The staff working on this project will have multidisciplinary training combining molecular genetics, engineering, quantitative imaging and computational analysis. This diverse training, along with collaborative work and problem solving will be highly applicable to both academic and industry employment. Our collaboration with the Lu Lab (Georgia Institute of Technology, USA) will not only strengthen collaborative links between the UK and USA, but also highlight the synergistic interactions between engineers and biologists.

Ageing and diets are universal aspects of daily life. By disseminating the outcomes of this research to the general public via press releases upon publication, we can increase scientific awareness on these topic that have broad appeal. We look forward to sharing our work with the public.

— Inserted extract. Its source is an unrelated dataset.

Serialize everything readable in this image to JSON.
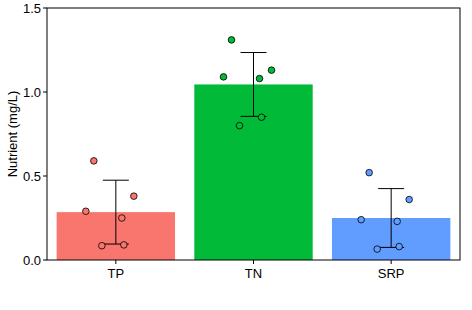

High-school students will also benefit from learning about our work and getting involved with our research; it can inspire them to pursue careers in science. To ensure that they benefit, I will be giving annual talks for grade 10 and 11 students at Southbank International. I will also accept one intern per year from this high school to work on simple aspects of the project; I have previously trained such students to perform molecular biology and genetic techniques. I will also conduct one tour of our lab each year for their student and introduce them to a career in science. These are a continuation of on-going activities that I have pursued with Sue Gray (Head of Biology) at Southbank International since 2010.

Some of our computational methods that we develop may also be relevant to "Big Data" driven knowledge industries, since our analyses are based on general approaches. We will look broadly for applications in collaboration with KCL Business.